Interestingly, Wikipedia goes on to quote psychiatrist George Eman Vaillant who said anticipation was one of "the mature ways of dealing with real stress... You reduce the stress of some difficult challenge by anticipating what it will be like and preparing for how you are going to deal with it." He adds that tThere is evidence that "the use of mature defenses (sublimation, anticipation) tended to increase with age."
I like that anticipation isn't just a blind blithe approach to life, but one that prepares well. I like that the aging process enhances this function.
Let me say that I'm not naturally a pessimist. What I tend to do -- too much -- however, is to see my life as a to-do list, a series of problems to be solved -- often in a smaller period of time than I'd like.
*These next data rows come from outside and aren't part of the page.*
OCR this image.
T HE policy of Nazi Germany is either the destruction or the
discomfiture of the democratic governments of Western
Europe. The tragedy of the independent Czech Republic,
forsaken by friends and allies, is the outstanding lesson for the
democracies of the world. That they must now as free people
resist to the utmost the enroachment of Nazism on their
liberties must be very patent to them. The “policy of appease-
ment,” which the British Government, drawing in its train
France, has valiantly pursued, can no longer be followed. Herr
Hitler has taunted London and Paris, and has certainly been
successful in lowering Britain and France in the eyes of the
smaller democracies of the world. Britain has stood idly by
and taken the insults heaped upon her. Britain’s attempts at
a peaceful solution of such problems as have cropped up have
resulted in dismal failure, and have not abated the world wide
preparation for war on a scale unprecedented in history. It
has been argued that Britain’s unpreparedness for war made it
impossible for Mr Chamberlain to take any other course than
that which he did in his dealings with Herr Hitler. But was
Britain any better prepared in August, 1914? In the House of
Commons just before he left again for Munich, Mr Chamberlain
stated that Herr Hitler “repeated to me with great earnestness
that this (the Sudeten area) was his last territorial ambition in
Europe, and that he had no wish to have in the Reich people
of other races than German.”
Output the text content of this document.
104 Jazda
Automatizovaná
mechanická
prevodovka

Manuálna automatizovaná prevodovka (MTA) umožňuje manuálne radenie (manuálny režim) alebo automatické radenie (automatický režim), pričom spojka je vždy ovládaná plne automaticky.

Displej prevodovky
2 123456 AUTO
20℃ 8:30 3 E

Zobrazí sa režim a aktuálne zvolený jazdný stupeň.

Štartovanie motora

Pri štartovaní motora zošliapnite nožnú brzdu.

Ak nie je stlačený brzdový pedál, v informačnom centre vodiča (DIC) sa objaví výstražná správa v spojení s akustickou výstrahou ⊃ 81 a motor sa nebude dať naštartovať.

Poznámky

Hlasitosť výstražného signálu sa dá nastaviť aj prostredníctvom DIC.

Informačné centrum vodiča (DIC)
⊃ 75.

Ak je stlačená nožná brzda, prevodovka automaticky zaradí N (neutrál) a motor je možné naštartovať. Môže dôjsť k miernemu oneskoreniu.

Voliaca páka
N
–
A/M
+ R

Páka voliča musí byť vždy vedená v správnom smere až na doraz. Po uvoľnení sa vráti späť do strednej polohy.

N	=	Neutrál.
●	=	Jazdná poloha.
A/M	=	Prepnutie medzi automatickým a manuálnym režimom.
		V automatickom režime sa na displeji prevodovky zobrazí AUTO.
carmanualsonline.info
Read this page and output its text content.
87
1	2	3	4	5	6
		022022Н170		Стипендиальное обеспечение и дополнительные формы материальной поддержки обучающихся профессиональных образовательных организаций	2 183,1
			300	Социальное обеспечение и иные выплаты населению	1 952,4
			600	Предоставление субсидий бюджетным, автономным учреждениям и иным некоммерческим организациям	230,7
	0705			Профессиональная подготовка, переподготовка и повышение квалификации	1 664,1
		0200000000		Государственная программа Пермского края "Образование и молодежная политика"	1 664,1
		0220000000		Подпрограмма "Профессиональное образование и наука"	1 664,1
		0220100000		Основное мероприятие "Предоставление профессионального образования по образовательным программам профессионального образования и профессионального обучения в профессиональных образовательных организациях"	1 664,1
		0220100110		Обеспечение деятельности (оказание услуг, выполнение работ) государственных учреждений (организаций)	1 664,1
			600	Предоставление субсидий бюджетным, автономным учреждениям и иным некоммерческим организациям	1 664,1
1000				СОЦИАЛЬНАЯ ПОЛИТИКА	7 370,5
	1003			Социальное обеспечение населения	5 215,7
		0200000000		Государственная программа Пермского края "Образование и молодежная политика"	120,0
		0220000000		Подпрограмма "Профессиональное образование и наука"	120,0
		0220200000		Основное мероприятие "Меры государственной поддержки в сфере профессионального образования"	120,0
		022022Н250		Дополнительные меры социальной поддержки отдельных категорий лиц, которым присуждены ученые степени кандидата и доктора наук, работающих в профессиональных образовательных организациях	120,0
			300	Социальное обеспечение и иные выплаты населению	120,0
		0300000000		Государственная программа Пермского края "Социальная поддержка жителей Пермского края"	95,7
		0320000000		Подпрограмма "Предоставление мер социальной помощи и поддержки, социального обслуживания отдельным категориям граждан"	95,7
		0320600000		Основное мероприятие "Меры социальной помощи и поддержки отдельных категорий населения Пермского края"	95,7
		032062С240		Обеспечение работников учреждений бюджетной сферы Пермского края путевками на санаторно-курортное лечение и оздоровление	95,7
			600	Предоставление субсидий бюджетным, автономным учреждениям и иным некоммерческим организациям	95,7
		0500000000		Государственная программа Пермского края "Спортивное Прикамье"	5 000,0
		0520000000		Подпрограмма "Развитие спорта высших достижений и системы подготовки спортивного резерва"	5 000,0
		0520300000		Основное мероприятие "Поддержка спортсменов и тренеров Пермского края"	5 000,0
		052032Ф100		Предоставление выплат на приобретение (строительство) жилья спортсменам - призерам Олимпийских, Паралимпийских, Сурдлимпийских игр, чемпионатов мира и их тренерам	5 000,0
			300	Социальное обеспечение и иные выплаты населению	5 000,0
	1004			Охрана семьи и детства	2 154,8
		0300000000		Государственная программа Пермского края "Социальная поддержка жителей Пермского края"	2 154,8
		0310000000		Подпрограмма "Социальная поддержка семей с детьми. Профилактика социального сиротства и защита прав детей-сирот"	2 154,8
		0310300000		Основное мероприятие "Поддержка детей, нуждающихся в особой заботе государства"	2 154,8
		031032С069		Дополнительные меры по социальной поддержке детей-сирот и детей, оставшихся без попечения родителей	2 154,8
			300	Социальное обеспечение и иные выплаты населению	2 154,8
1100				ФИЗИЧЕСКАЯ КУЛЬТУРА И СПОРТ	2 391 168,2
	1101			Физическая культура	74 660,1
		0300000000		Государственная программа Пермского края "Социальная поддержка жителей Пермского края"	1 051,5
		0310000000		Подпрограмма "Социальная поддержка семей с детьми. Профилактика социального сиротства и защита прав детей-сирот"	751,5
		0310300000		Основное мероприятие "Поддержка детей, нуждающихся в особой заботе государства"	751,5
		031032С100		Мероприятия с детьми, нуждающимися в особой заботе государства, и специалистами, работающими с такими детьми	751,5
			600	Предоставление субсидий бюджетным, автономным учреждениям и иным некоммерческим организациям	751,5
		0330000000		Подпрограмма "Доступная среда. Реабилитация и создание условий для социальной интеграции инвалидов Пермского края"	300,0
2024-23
And here's the heart of it. To quote the wiki once more, "To enjoy one's life, 'one needs a belief in Time as a promising medium to do things in; one needs to be able to suffer the pains and pleasures of anticipation and deferral.'" To believe there is enough time is important. To believe that Time is a good medium is another. But to believe that Time is a promising medium to me requires a belief in something -- or someone -- outside time. For years I've worn a bracelet with my favourite quotation on it: All shall be well. It's part of a longer quotation from medieval mystic Julian of Norwich who, in the midst of what looked like a fatal illness, had a series of divine revelations, among which were the insight that despite the sin and suffering of the world, the weight and heaviness that is so real, all would be made well. I don't remember the exact quote but it says that all SHALL be well, and all WILL be well, and all MAY be well and every kind of thing will BE well.
I want this quote to be more than a sentiment on a bracelet, but a new way to be in the world as I enter 2012. With anticipation.
Greatly appreciated the sober and honest estimate of yourself, Susan. I too, have felt the funk but I know there's hope. How often I need to remind myself to live fully by what I know is truth, rather than how I feel. Thanks for the call to anticipate good.